Uma nova vida humana, a partir da Biologia e da Genética, começa no exato momento da fecundação, que é a penetração do espermatozóide no óvulo. Quando os dois gametas se unem, acontece o milagre da vida: forma-se uma identidade genética única, diferente da simples soma das características dos pais, portadora em si mesma de uma programação própria de desenvolvimento. Suas características constitucionais já estão definidas: cor da pele e dos olhos, estatura, tipo sangüíneo temperamento, etc. Nem sua mãe poderá mudar o seu “ser-pessoa”. Necessita apenas de oxigênio, de alimento e de proteção para continuar o seu caminho como qualquer outro ser vivo precisa. Embora esteja na mãe, não é a mãe.
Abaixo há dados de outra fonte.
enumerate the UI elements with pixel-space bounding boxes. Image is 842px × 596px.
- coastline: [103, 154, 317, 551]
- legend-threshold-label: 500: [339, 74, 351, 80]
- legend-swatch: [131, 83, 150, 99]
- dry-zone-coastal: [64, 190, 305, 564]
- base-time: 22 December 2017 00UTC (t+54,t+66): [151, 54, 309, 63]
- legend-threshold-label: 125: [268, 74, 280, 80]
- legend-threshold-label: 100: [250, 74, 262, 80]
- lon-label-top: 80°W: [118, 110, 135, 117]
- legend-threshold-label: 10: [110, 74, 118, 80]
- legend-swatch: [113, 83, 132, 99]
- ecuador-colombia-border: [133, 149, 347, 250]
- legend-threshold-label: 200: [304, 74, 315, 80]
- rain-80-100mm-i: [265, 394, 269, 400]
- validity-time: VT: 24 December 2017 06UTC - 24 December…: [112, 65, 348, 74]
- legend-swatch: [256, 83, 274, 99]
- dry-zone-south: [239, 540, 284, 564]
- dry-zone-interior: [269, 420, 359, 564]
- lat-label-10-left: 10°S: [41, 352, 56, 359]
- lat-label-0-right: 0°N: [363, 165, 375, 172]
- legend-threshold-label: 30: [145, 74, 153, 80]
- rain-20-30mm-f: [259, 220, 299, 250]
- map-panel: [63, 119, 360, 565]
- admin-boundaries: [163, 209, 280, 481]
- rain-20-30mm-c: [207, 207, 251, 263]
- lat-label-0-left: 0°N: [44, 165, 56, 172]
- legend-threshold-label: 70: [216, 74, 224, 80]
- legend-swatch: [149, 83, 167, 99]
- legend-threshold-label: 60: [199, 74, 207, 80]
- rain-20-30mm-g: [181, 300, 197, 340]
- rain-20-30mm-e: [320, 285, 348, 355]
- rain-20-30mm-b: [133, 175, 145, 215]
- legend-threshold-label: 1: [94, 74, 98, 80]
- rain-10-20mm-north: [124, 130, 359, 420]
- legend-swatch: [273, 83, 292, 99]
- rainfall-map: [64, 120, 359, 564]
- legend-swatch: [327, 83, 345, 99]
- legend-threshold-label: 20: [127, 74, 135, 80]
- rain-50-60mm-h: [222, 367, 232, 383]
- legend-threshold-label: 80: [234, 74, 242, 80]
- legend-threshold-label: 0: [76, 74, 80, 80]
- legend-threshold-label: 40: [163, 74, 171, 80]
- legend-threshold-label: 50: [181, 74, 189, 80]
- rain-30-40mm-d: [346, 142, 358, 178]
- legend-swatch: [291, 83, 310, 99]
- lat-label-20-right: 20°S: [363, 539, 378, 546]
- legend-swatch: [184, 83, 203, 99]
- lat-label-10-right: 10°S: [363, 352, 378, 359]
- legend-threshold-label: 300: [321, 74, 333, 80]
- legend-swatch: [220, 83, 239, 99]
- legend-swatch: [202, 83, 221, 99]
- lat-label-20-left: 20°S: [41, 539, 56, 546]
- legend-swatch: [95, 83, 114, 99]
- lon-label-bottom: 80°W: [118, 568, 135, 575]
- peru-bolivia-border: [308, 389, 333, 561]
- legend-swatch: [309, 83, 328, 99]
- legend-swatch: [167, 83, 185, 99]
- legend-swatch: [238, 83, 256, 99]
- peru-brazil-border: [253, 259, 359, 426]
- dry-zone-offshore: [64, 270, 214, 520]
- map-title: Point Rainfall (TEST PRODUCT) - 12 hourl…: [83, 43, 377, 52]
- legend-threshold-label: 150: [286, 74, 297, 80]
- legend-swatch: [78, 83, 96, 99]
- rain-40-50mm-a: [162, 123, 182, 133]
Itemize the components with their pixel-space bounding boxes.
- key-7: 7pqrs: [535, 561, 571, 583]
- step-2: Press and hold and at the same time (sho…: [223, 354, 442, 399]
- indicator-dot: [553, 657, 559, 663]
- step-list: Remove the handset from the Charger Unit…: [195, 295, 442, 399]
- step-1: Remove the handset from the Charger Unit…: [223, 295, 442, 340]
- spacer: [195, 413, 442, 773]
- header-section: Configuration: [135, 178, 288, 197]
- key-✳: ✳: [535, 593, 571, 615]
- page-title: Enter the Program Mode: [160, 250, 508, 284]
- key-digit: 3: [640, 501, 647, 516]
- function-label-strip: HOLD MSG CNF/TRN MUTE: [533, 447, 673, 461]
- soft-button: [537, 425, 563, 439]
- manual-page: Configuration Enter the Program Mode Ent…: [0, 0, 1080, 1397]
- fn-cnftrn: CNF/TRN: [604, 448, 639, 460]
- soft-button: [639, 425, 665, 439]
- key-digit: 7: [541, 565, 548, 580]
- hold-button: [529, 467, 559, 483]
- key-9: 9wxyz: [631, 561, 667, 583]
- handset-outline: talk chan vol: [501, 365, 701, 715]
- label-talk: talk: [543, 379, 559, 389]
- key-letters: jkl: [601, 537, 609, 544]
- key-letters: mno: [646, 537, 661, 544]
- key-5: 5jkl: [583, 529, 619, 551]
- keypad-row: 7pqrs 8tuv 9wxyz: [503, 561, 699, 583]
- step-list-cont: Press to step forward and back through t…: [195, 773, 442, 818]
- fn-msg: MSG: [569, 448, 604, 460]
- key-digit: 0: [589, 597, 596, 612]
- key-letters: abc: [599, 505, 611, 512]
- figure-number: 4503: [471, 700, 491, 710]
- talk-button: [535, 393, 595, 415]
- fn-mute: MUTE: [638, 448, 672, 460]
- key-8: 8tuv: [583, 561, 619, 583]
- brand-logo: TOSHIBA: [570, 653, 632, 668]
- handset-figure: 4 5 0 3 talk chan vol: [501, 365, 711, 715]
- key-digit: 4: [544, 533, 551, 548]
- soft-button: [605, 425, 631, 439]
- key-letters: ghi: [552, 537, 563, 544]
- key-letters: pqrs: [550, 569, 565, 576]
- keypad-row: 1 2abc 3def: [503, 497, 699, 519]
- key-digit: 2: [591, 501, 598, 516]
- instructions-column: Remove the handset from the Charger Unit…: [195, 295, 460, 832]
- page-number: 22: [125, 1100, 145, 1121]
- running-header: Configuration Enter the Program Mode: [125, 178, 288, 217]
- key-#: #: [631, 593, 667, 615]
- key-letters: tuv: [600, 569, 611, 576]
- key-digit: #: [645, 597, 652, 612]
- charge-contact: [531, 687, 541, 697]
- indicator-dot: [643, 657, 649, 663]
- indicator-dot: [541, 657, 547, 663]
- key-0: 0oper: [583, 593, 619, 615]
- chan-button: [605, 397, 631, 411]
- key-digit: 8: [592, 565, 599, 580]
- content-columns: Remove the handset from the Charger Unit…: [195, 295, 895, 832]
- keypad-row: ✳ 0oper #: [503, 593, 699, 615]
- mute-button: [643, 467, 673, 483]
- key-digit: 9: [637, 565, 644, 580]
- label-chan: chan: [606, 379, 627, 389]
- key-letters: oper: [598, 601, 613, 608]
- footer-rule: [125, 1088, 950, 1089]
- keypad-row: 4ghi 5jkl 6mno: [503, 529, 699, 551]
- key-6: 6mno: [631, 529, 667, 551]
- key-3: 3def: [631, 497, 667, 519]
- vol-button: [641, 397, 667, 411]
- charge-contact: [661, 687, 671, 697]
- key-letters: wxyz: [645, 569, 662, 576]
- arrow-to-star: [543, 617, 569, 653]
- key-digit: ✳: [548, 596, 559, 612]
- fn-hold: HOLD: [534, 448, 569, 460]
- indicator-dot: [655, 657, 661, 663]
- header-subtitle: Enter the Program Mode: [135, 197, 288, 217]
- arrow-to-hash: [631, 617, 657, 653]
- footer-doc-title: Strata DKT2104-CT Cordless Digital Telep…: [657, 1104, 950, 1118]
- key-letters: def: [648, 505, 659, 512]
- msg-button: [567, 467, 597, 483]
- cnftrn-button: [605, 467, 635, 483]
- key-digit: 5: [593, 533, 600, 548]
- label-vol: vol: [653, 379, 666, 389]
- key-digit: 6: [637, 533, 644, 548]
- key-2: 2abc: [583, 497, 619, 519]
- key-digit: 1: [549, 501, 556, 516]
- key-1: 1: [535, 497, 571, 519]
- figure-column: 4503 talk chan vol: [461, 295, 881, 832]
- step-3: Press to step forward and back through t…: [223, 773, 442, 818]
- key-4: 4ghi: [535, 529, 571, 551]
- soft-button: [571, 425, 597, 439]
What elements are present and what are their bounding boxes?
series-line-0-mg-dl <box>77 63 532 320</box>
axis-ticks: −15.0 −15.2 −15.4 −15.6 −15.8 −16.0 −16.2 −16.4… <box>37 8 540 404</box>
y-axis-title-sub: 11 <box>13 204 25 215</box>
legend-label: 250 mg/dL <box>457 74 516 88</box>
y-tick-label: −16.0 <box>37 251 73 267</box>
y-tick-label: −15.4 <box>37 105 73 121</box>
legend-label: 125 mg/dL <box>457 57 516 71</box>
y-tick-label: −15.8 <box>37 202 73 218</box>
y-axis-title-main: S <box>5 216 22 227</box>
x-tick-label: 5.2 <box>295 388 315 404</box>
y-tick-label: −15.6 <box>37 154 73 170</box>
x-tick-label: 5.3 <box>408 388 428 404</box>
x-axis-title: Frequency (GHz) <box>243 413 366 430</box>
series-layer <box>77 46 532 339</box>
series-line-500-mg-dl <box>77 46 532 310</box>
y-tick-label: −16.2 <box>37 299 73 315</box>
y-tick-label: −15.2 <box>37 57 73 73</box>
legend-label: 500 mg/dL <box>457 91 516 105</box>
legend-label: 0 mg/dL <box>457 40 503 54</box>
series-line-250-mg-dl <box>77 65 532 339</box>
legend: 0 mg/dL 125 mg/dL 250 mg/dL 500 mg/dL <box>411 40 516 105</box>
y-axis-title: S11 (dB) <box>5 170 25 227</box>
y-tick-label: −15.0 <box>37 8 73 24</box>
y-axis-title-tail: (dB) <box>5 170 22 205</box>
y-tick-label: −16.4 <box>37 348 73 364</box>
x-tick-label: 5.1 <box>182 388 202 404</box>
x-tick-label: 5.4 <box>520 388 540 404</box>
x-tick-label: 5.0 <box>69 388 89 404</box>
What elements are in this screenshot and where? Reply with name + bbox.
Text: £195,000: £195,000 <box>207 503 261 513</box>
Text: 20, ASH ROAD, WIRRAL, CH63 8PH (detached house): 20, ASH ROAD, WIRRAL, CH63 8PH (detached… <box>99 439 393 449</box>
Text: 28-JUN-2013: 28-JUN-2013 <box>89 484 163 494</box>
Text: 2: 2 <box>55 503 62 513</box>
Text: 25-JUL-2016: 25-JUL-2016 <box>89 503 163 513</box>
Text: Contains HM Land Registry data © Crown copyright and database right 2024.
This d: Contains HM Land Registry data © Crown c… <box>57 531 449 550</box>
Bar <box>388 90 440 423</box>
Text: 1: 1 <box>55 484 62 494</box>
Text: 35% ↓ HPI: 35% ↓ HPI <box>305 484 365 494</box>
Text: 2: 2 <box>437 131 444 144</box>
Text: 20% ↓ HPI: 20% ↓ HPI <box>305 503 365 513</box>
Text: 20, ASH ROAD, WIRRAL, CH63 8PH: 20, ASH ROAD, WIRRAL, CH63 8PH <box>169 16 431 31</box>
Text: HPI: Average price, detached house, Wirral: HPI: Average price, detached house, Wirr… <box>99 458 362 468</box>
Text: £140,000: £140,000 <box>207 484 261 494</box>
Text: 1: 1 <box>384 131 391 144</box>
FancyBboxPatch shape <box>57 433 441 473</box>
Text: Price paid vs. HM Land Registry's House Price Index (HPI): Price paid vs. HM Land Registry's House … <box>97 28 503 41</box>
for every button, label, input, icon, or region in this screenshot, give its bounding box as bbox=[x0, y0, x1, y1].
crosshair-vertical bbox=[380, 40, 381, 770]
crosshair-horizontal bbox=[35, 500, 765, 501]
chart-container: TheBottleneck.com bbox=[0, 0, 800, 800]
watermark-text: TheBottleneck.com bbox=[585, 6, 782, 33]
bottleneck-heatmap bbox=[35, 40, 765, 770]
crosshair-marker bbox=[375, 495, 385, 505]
Ressaltam as autoras, que a Constituição Federal assegura amplamente o direito à vida enquanto um direito fundamental, não fazendo menção expressa a extensão dessa garantia. As demais disposições constitucionais e as normas infraconstitucionais é que vão dar os contornos, limites e alcance da proteção jurídica à vida.

Prosseguindo, o Código Civil, em seu artigo 2º, dispõe que “A personalidade civil da pessoa começa do nascimento com vida; mas a lei põe a salvo, desde a concepção, os direitos do nascituro”. Ou seja, na seara cível, considera-se que os direitos da personalidade passam a existir e a serem protegidos a partir do nascimento com vida. Assim, antes do nascimento com vida, o que existe é apenas uma expectativa de direito, que é protegida pela legislação. Protege-se a vida como expectativa futura, caso ela venha a vingar.

Mais, a idéia de proteção do direito à vida como absoluto, confunde-se bastante com posicionamentos religiosos, os quais defendem que a legislação deve ser interpretada de maneira a proteger a partir do momento em que há o encontro entre os gametas masculino e feminino.

Gomes (2008) firmou posição no sentido de que a vida inicia-se, em regra, no momento da concepção.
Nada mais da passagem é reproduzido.